In this State the cases of Blaess v. Dolph, supra, Neudeck v.Ford Motor Co., supra, Dove v. Alpena Hide Leather Co.,198 Mich. 132, and Frankamp v. Fordney Hotel, 222 Mich. 525, should be noted. Although all of the above cases may be distinguished from the case at bar in some respect, the Frankamp Case is somewhat similar. In that case plaintiff was awarded compensation for typhoid fever which she claimed to have contracted from a contaminated well in the hotel in which she was employed. We there defined an accident to be "an unforeseen event occurring without the will or design of the person whose mere act causes it; an unexpected, unusual or undesigned occurrence; the effect of an unknown cause, or the cause being known, an unprecedented consequence of it; a casualty." We believe that the Frankamp Case is an extreme border line case, in which the court may have been impelled to go as far as it did because of the belief that the defendant, being bound to provide its employees with safe premises and suitable appliances, should have seen to it that the water furnished its employees was free from poisonous germs. We limit the rule inFrankamp v. Fordney Hotel, supra, to the facts therein set forth. While it may be claimed that the distinction between it and the instant case is slight, we believe it both against the letter and spirit of the *444 compensation act to extend its scope so as to extend compensation to those who in the course of employment and, while not called upon to perform abnormal duties, contract a contagious disease from fellow employees, or other persons not known to have such a disease. The purpose of the act is to give compensation for industrial accidents, though it permitted tradesmen and other employers to elect to be subject to its provisions. It protects employees against all accidental injuries arising out of and in the course of employment, whether caused by the negligence of employer or not, but not against a contagious disease contracted from a fellow employee.

We are much impressed with the following statement of Judge Cardozo in Connelly v. Hunt Furniture Co., 240 N.Y. 83 (147 N.E. 366, 39 A.L.R. 867):

"Germs may indeed be inhaled through the nose or mouth, or absorbed into the system through normal channels of entry. In such cases their inroads will seldom, if ever, be assignable to a determinate or single act, identified in space or time.Jeffreyes v. Charles H. Sager Co., 198 App. Div. 446 (191 N.Y. Supp. 354), id. [affirmed] 233 N.Y. 535 (135 N.E. 907). For this, as well as for the reason that the absorption is incidental to a bodily process both natural and normal, their action presents itself to the mind as a disease, and not an accident. Our mental attitude is different when the channel of infection is abnormal or traumatic, a lesion or cut. If these become dangerous or deadly by contact with infected matter, we think and speak of what has happened as something catastrophic or extraordinary, a mishap or an accident (cf. Lewis v. OceanAccident Guarantee Corp., 224 N.Y. 18, 21 [120 N.E. 56, 7 A.L.R. 1129]), though very likely a disease *445 also. 'A commonsense appraisement of everyday forms of speech and modes of thought must tell us when to stop.' Bird v. St.Paul Fire Marine Ins. Co., 224 N.Y. 47, 51 (120 N.E. 86, 13 A.L.R. 875)."

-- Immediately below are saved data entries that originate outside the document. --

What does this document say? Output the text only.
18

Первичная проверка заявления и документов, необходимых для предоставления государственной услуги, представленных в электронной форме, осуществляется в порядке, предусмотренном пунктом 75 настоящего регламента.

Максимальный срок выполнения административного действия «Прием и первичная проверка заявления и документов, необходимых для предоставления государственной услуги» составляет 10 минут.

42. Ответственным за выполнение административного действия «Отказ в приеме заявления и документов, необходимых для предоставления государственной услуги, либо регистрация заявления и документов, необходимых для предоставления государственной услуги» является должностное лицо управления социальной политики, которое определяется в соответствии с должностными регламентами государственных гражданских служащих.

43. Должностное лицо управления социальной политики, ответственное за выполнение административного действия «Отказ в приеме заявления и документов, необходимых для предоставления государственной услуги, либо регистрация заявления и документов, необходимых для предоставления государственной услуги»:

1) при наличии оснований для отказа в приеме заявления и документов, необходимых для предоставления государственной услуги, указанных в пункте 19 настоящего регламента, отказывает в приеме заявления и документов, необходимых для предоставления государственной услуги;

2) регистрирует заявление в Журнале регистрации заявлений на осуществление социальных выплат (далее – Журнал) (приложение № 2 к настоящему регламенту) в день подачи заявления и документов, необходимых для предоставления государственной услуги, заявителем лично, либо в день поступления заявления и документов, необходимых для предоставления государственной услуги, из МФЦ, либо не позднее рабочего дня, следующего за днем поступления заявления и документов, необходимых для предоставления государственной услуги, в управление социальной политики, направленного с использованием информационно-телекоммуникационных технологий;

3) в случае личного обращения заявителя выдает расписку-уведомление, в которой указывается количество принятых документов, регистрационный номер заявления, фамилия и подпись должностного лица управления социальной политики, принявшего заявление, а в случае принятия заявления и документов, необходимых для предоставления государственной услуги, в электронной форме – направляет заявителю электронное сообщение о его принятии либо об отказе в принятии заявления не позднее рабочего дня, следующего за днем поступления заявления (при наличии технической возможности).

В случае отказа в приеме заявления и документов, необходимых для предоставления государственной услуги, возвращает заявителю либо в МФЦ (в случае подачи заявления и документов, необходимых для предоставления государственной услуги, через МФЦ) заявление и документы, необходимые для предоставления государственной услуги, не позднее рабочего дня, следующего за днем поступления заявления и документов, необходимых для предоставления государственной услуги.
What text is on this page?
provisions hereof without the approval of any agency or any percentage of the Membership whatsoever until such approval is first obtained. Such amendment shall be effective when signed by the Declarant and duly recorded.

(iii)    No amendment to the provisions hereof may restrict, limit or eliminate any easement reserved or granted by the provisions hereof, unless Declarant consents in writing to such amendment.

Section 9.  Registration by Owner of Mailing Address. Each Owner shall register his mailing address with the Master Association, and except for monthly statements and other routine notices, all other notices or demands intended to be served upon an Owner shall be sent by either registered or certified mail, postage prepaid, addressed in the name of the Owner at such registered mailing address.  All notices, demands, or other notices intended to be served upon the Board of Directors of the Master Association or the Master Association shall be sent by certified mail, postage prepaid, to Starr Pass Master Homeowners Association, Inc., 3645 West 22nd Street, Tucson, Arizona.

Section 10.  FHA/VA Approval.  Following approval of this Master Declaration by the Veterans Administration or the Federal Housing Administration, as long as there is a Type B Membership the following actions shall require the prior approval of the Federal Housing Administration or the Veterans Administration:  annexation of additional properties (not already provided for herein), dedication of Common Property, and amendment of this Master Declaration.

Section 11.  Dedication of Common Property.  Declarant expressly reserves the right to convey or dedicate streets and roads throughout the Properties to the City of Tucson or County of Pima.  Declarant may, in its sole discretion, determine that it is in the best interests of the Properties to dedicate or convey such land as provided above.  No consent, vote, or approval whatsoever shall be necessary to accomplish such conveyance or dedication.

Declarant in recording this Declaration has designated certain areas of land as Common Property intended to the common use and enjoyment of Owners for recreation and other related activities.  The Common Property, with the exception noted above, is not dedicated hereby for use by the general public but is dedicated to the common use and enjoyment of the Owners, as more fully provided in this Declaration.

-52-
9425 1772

The contraction of a contagious disease under the circumstances of the instant case is not an industrial accident, and is not embraced in the purpose or provisions of the act. It is unnecessary to consider the other questions raised. The award is set aside, but without costs inasmuch as the construction of a public act is involved.

POTTER, C.J., and NELSON SHARPE, NORTH, FEAD, WIEST, BUSHNELL, and EDWARD M. SHARPE, JJ., concurred.